My desk diary for 2012 had “R&J Polunin” inked in for March 10, but there is a red line through it because the Ukrainian star, who was scheduled to learn a string of major roles that season, had a total meltdown, saying goodbye to the Royal Ballet and, it seemed, his career. On Wednesday night London finally got to see his Romeo at the Royal Albert Hall in the 2019 production conceived and choreographed by his former Covent Garden colleague Johan Kobborg. His Juliet was Alina Cojocaru.
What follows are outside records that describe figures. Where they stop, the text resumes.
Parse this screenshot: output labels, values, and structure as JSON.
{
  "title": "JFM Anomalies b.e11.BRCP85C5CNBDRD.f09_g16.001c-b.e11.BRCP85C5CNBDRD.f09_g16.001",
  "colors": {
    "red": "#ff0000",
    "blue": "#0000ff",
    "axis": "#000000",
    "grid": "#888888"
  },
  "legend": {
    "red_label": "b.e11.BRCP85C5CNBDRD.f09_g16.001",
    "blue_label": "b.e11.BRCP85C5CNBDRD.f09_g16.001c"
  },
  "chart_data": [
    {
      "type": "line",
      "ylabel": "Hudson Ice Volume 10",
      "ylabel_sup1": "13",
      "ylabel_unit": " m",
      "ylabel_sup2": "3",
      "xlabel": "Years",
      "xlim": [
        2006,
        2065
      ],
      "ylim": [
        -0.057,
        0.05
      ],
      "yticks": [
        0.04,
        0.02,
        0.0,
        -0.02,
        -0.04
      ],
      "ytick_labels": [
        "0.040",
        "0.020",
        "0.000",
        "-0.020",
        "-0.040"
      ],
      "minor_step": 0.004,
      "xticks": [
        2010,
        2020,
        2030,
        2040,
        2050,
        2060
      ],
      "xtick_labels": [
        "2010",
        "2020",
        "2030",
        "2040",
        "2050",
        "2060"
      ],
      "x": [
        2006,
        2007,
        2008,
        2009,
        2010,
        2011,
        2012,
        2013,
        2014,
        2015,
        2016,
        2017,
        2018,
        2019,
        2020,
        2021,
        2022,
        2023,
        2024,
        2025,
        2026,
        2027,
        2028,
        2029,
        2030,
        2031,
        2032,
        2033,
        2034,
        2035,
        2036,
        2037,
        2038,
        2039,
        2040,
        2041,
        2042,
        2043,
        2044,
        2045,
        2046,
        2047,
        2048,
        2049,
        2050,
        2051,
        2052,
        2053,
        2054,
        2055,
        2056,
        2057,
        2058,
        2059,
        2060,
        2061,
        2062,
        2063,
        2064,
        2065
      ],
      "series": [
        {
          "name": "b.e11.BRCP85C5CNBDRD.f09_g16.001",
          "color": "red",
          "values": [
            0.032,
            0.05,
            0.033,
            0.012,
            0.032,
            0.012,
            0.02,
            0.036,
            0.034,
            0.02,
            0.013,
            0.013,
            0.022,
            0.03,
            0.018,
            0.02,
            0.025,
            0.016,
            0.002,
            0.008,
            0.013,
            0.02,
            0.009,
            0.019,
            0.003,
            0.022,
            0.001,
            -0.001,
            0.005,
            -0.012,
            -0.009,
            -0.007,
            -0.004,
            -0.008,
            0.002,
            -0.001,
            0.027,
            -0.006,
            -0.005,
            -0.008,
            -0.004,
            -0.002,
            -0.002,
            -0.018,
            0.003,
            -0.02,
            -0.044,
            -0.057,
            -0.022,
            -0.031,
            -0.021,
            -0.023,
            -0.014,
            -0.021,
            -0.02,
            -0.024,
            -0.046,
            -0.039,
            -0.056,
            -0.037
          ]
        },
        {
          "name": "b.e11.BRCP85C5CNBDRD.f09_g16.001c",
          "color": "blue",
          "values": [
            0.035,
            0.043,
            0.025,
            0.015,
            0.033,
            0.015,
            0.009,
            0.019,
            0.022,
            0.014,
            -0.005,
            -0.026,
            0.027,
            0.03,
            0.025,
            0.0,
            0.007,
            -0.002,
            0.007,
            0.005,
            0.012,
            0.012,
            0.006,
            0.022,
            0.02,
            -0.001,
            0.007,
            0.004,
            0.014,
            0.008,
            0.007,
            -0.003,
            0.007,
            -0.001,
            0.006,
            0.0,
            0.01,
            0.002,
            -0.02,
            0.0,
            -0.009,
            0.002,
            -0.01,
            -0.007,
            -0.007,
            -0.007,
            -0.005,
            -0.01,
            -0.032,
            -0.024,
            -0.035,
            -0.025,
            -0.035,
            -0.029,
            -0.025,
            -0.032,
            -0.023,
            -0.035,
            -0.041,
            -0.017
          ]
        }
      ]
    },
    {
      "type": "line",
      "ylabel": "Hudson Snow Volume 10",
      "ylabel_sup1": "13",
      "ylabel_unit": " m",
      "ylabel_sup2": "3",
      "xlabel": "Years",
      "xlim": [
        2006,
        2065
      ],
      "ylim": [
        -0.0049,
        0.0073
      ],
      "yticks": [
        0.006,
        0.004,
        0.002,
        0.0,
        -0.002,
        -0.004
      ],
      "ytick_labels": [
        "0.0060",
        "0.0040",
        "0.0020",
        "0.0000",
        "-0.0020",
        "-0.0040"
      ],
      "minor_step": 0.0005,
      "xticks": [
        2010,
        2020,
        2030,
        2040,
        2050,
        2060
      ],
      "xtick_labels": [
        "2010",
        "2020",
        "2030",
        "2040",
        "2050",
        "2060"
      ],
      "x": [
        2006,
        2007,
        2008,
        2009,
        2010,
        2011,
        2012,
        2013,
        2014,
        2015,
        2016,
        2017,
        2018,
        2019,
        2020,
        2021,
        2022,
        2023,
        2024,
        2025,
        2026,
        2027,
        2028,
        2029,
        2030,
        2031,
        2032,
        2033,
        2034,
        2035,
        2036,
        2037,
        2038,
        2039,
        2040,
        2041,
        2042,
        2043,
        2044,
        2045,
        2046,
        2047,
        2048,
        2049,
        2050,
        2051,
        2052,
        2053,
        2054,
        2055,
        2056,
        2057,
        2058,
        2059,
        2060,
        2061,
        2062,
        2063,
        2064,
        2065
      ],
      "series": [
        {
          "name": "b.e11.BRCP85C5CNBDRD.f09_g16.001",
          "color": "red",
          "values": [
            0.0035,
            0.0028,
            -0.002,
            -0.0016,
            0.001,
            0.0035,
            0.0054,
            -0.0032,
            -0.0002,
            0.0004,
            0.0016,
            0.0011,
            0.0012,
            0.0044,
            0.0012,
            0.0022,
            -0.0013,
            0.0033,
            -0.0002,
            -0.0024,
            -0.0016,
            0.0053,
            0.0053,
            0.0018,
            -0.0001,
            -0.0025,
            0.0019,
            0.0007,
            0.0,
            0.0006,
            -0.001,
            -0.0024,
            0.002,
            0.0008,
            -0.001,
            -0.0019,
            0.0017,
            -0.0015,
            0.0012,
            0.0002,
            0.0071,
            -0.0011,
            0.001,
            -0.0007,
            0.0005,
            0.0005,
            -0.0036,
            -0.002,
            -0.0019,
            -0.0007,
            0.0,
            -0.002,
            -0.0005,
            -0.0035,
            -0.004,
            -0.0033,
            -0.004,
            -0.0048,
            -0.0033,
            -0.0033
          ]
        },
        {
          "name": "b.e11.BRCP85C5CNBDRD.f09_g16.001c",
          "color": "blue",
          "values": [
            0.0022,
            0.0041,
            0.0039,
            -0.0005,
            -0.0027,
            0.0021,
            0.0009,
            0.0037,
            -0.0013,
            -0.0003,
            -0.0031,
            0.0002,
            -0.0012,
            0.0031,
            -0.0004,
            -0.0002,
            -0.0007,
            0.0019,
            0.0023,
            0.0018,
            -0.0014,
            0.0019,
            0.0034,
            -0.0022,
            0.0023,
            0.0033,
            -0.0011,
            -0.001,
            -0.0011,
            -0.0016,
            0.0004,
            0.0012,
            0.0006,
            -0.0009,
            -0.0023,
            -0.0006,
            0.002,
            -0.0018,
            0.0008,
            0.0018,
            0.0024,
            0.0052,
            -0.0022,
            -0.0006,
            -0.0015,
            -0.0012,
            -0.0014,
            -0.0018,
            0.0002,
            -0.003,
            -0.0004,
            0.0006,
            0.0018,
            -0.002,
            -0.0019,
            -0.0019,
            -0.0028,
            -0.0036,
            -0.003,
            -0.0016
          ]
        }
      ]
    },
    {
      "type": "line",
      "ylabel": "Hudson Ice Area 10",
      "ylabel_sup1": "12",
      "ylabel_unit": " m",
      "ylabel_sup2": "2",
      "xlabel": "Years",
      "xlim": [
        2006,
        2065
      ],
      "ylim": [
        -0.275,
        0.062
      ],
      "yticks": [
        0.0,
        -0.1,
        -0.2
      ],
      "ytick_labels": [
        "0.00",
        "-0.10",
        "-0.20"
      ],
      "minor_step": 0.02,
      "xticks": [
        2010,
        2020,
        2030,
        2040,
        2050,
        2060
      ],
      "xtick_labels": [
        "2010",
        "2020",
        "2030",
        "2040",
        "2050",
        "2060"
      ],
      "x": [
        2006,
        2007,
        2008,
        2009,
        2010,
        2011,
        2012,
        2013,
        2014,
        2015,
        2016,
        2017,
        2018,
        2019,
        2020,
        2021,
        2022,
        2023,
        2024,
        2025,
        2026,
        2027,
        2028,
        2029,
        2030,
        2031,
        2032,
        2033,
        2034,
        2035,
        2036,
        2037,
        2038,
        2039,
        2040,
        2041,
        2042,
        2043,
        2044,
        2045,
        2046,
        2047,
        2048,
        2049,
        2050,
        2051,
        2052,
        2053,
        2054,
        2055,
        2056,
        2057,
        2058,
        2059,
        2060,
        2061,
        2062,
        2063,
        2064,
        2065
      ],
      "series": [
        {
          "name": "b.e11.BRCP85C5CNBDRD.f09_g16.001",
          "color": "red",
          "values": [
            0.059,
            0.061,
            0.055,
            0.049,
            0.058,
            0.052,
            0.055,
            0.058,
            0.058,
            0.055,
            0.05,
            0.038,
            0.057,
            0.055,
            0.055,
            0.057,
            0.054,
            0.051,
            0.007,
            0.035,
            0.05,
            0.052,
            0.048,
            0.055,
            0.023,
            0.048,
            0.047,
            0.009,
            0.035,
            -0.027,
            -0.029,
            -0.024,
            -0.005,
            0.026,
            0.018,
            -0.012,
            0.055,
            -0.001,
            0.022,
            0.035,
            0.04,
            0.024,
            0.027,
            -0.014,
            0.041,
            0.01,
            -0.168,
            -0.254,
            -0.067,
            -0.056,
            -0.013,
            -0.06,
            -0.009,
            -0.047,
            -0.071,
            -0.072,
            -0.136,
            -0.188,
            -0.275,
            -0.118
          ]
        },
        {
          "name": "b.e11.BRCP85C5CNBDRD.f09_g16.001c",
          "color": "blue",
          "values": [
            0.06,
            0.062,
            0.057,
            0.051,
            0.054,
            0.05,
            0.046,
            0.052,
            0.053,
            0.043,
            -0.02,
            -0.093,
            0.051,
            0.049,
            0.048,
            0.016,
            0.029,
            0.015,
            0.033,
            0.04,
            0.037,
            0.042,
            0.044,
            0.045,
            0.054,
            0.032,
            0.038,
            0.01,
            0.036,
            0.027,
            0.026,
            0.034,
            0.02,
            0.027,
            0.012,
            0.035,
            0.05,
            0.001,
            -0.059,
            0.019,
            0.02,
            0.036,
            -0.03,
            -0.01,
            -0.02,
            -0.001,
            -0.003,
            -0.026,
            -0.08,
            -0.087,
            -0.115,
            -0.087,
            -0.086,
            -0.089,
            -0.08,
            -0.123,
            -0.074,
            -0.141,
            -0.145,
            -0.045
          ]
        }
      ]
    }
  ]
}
Polunin had a prodigious talent but was a late developer in other ways. Still only 32, he has been working hard to clean up his skin (bye-bye giant Vladimir Putin tattoo), regain his work ethic and rebuild his reputation. The collaboration with Kobborg was a wise move. The Danish star is a fine teacher and his apprentice pieces for the Royal Ballet and his much-missed 2005 staging of La Sylphide proved his talents as dancemaker and director. His Romeo & Juliet boldly attempts to scale the story down for the modest ensemble using a (taped) edit of the Prokofiev score. This is completely understandable but not entirely successful.
Seasoned Romeo goers might be quite attracted to the idea of a streamlined scenario — no nurse, no padding, no prostitutes (hooray!) — but Kobborg’s 90-minute dash through the key moments is curiously vague and uninvolving. The ensembles of MacMillan or Nureyev or Grigorovich aren’t just a job-creation scheme for the corps de ballet; the Verona townspeople and the family feud that divides them are a vital force in the countermovement. Sword fights alone aren’t enough and without this living backdrop it’s just boy loses girl.
Kobborg begins (as Shakespeare does) with a spoiler: two dead bodies in front of David Umemoto’s shape-shifting set of stairways and arches (MC Escher meets the Castelvecchio). He then introduces the lovers with a brief solo. Polunin’s incessant leaps and double tours are catnip to a fan base won via his “Take Me to Church” video and Kobborg cleverly blurs the very rough edges of that once godlike technique with deliberately unclassical landings and flailing port de bras.
Cojocaru, 40 going on 14, remains a miracle of girlish lightness and, despite the breakneck pace of the exposition, we clearly see her mature from excited child to the passionate woman of the final scenes. The duets are fast and fiddly — the debts to Cranko and MacMillan are obvious — but there is, weirdly, no big bedroom pas de deux. Instead the lovers are given the Act Two music written for Lady Capulet’s grieving solo which is repurposed as an ugly, love-hate duet in which Cojocaru’s Juliet rages against the wreck of their hopes.
Polunin’s acting is more one-dimensional. He smiles, he frowns, he larks perfunctorily with his chums (a star turn for Daichi Ikarashi’s feather-footed Mercutio) but he is at his best in more melodramatic moments. The furious sword fight seemed real enough but I still haven’t seen his Romeo.